[数据结构学习笔记16] 汉诺塔(Towers of Hanoi)
汉诺塔是个古老的游戏,它可以用递归来解决。
关于汉诺塔的玩法和介绍,请参考这里。
算法思想:
1. 目标是把最底下,最大的盘从起始柱子移到终点柱子
2. 那我们要先把除了最大的盘的其他盘子从起始柱子移到临时柱子上
3. 然后把最大的盘子从起始柱子移到终点柱子
4. 把除了最大盘的其他盘子从临时柱子移到终点柱子
算法表示:
1. 把top N-1的盘子从开始柱子移到临时柱子
2. 把第N个盘子从开始柱子移到终点柱子
3. 把N-1个盘子从临时柱子移到终点柱子
这个有个要注意的是,在玩的过程中,起始柱子,临时柱子,终点柱子可能都会变化。
代码实现(javascript)
var numberOfDisks = 3; var hanoi = function (n, a, b, c) { if (n > 0) { hanoi(n - 1, a, c, b); console.log("Move disk " + n + " from " + a + " to " + c + "!"); hanoi(n - 1, b, a, c); } } hanoi(numberOfDisks, "starting", "temporary", "destination");
代码运行结果:
Move disk 1 from starting to destination!
Move disk 2 from starting to temporary!
Move disk 1 from destination to temporary!
Move dist 3 from starting to destination!
Move disk 1 from temporary to starting!
Move disk 2 from temporary to destination!
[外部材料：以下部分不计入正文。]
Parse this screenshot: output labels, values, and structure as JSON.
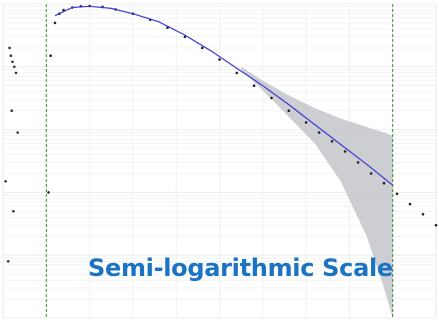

Move disk 1 from starting to destination!
代码运行过程:
hanoi(3, starting, temporary, destination) hanoi(2, starting, destination, temporary) hanoi(1, starting, temporary, destination) hanoi(0, starting, destination, temporary) // Move disk 1 from starting to destination! hanoi(0, temporary, starting, destination) // Move disk 2 from starting to temporary! hanoi(1, destination, starting, temporary) hanoi(0, destination, temprary, starting) // Move disk 1 from destination to temporary! hanoi(0, starting, destination, temporary) // Move disk 3 from starting to destination! hanoi(2, temporary, starting, destination) hanoi(1, temporary, destination, starting) // Move disk 1 from temporary to starting! hanoi(0, destination, temporary, starting) // Move disk 2 from temporary to destination! hanoi(1, starting, temporary, destination) hanoi(0, starting, destination, temporary) // Move disk 1 from starting to destination! hanoi(0, temporary, starting, destination)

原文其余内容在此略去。